A few weeks ago my mom told me that her church was having a cookie swap.  This sounded like a great idea as I mentioned my family has been asking about cookies for a few weeks now. Everyone made 6 dozen cookies and brought them to the church last night.  Then we all went around and took 4 of all of the cookies. I was really surprised at how many different kinds of cookies were there!  They only doubles were sugar cookies, which I think are pretty standard.  I made Madeline cookies from a recipe that I found on Sousou Kitchen.  She has some great recipes here and the recipe for Madelines was the best I had ever used.  I ended up tripling the recipe and came out with about 8 dozen large Madeline’s.  I changed the recipe a bit and dipped the tips in chocolate.  Very good!  I also used a recipe of hers for konnafa cookies. I loved these and they were so good!  My mom was sad that I gave them away in the cookie exchange.  I’m going to share this very simple recipe (with a few of my changes), but please visit the Sousou Kitchen website for other great oriental pastries!
Konnafa cookies
  • 1 lb frozen katafi thawed
  • 1 stick of butter melted
  • 1/2 package of cream cheese
  • 1 cup of shredded mozzerella
  • 1/2 c crushed pistachios or almonds (optional)
Simple Syrup for top:
  • 1 cup of white sugar
  • 1/2 cup of water
Preheat oven to 350F.
In a food processor, add the thawed katafi dough and pulse to break apart.  

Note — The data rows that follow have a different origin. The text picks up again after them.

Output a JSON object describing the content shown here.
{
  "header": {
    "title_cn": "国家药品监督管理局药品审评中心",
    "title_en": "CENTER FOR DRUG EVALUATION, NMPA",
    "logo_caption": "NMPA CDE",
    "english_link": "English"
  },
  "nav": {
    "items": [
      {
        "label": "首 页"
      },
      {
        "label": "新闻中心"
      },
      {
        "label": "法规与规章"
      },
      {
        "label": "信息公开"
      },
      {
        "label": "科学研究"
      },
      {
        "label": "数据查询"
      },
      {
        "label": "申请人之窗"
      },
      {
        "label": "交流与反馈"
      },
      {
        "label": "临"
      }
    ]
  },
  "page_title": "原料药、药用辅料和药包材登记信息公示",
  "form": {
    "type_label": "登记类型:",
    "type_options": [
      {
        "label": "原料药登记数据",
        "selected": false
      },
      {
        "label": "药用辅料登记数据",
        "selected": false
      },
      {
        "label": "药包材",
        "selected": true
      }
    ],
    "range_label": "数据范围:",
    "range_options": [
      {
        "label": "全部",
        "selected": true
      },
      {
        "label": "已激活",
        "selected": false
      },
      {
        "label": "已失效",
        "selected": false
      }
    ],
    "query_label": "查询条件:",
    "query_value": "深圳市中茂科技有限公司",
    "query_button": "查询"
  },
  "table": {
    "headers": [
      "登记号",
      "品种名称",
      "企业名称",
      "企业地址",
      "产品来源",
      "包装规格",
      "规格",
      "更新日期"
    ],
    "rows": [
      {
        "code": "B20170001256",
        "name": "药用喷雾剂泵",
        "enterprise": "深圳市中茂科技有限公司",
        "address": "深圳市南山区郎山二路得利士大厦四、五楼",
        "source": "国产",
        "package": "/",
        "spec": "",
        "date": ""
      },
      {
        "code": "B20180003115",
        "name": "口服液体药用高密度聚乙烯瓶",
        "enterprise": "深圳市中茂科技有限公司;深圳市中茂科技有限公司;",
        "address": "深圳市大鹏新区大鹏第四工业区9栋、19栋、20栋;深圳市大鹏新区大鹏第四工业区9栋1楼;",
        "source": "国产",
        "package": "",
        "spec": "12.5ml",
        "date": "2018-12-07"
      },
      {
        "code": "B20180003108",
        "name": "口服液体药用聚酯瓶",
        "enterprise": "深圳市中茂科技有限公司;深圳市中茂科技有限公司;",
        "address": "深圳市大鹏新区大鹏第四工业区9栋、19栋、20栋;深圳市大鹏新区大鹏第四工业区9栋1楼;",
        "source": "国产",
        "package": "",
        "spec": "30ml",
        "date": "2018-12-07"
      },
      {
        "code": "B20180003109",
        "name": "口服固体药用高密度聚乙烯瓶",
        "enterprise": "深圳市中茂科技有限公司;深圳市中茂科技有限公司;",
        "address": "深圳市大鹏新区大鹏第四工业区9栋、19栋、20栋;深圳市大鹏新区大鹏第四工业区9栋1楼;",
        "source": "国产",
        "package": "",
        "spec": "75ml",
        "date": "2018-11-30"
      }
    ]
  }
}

Continue this for the entire package.  
Drizzle 1/3 of the butter on top and work through with your hands.  
Using a small cup, like a tea cup, add a small handful of dough and drizzle with butter.  
Follow this with a piece of cream cheese a little larger than a marble and a tsp of mozzarella cheese.
Add another small handful of the dough and some more butter.  
Turn over onto a cookie sheet lined with parchment.
Continue until the sheet is full.  
Bake in a preheated 350F degree oven until the tops of the cookies are browning.  
While in the oven heat the syrup in a small sauce pan on medium heat.  As soon as cookies come out of the oven top with crushed pistachios or almonds if desired and then drizzle the syrup.  
These cookies are best served warm but need to be stored in the refrigerator.  
To be honest after making 12 of these I got tired.  It’s pretty time intensive.  I took the remaining dough and ingredients and a pie pan to use up the rest.  With this method I added enough dough into the bottom of the pan to make a good cushion (basically I divided what I had left). I drizzled this with half of the butter. Then I spread out the cheeses in the next layer.  And finally topped with the remaining dough and drizzled the rest of the butter on top.  Once it was cooked and brown on top, I poured spread out the nuts on top and the syrup after it had cooled a little bit.  Tasted great!